What is the pH of the solution created by combining 2.50 mL of the 0.10 M NaOH(aq) with 8.00 mL of the 0.10 M HCl(aq)?
I believe if my calculations are correct the answer is 1.28
however i do not know how to answer this question because it has a weak acid instead of a strong acid
What is the pH of the solution created by combining 2.50 mL of the 0.10 M NaOH(aq) with 8.00 mL of the 0.10 M HC2H3O2(aq)?
Furthermore, I have no idea what to do for this question...
What are the pH values if you take into account that the 8.00 mL of 0.10 M Acid was first diluted with 100 mL of water
hint: for the strong base& weak acid
steps
1. write the balanced eq of the acid and base
2. determine if moles H+ or OH- is in excess
3. determine amount of excess
4. determine Molarity of excess amount
5. solve for pH directly or by pOH if OH- is in excess
For the dilution: pH isn't affected by dilution unless it's in an extremely large ammount of water (I want to say a million liters but let's just say alot, I can't remember) In general it doesn't affect pH
Your first answer is correct
To find the pH of a solution created by combining a strong base (NaOH) with a strong acid (HCl), you can use the following steps:
1. Write the balanced equation for the reaction between NaOH and HCl:
NaOH + HCl → NaCl + H2O
2. Determine if moles of H+ or OH- are in excess. In this case, since NaOH is a strong base and HCl is a strong acid, the reaction goes to completion and all of the NaOH reacts with HCl. Therefore, there are no excess moles of H+ or OH-.
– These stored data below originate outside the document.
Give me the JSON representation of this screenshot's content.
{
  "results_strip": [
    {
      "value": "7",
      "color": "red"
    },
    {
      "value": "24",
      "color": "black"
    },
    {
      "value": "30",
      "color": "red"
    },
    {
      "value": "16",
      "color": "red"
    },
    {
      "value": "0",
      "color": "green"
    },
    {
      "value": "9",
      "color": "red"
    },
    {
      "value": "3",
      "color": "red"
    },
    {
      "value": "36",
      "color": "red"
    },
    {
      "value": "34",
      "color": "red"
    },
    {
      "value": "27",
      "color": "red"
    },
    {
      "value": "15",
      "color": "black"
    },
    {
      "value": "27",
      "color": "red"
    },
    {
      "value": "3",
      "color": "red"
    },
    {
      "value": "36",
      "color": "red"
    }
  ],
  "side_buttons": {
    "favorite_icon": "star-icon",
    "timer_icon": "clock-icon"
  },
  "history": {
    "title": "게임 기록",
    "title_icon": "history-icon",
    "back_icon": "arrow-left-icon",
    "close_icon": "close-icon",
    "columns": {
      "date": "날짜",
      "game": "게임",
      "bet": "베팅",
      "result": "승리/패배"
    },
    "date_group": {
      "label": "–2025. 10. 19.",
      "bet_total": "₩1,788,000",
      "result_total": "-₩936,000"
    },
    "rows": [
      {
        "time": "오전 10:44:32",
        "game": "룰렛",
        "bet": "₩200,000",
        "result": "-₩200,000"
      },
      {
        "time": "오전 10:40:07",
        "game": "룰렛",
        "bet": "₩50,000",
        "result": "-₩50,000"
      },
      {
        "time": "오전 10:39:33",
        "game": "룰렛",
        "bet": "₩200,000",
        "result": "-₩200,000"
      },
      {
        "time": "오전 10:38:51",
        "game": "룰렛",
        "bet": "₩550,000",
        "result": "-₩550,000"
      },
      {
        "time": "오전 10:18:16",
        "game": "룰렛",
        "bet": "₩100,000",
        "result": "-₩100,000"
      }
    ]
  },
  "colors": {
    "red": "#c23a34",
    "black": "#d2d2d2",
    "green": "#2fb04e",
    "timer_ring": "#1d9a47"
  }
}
3. Determine the amount of excess. Since there is no excess, this step is not applicable.
4. Determine the molarity of the excess amount. Since there is no excess, this step is not applicable.
5. Solve for pH directly or by pOH if OH- is in excess. In this case, since there is no excess OH-, we can calculate the pH directly.
To do so, we can use the equation for the reaction between HCl and NaOH to determine the moles of HCl that react with 2.50 mL of NaOH:
0.10 moles/L * 0.0025 L = 0.00025 moles of HCl
Since the reaction is 1:1, the number of moles of H+ produced is equal to the number of moles of HCl used.
So, we have 0.00025 moles of H+ in a total volume of 10.50 mL (2.50 mL + 8.00 mL). To find the molarity of H+ ions, we divide the moles of H+ by the total volume in liters:
0.00025 moles / 0.0105 L = 0.0238 M
Finally, to find the pH, we use the equation: pH = -log[H+]
pH = -log(0.0238) = 1.62
Therefore, the pH of the solution created by combining 2.50 mL of 0.10 M NaOH with 8.00 mL of 0.10 M HCl is approximately 1.62.
(Since you mentioned the answer as 1.28, please double-check your calculations to ensure accuracy.)
For the second question involving a weak acid, HC2H3O2 (acetic acid), the steps would be slightly different. Acetic acid is a weak acid, so the reaction doesn't go to completion. You would need to consider the dissociation constant (Ka) of acetic acid to determine the concentration of H+ ions in solution.
If you provide me with the Ka value for acetic acid, I can guide you through the process of finding the pH.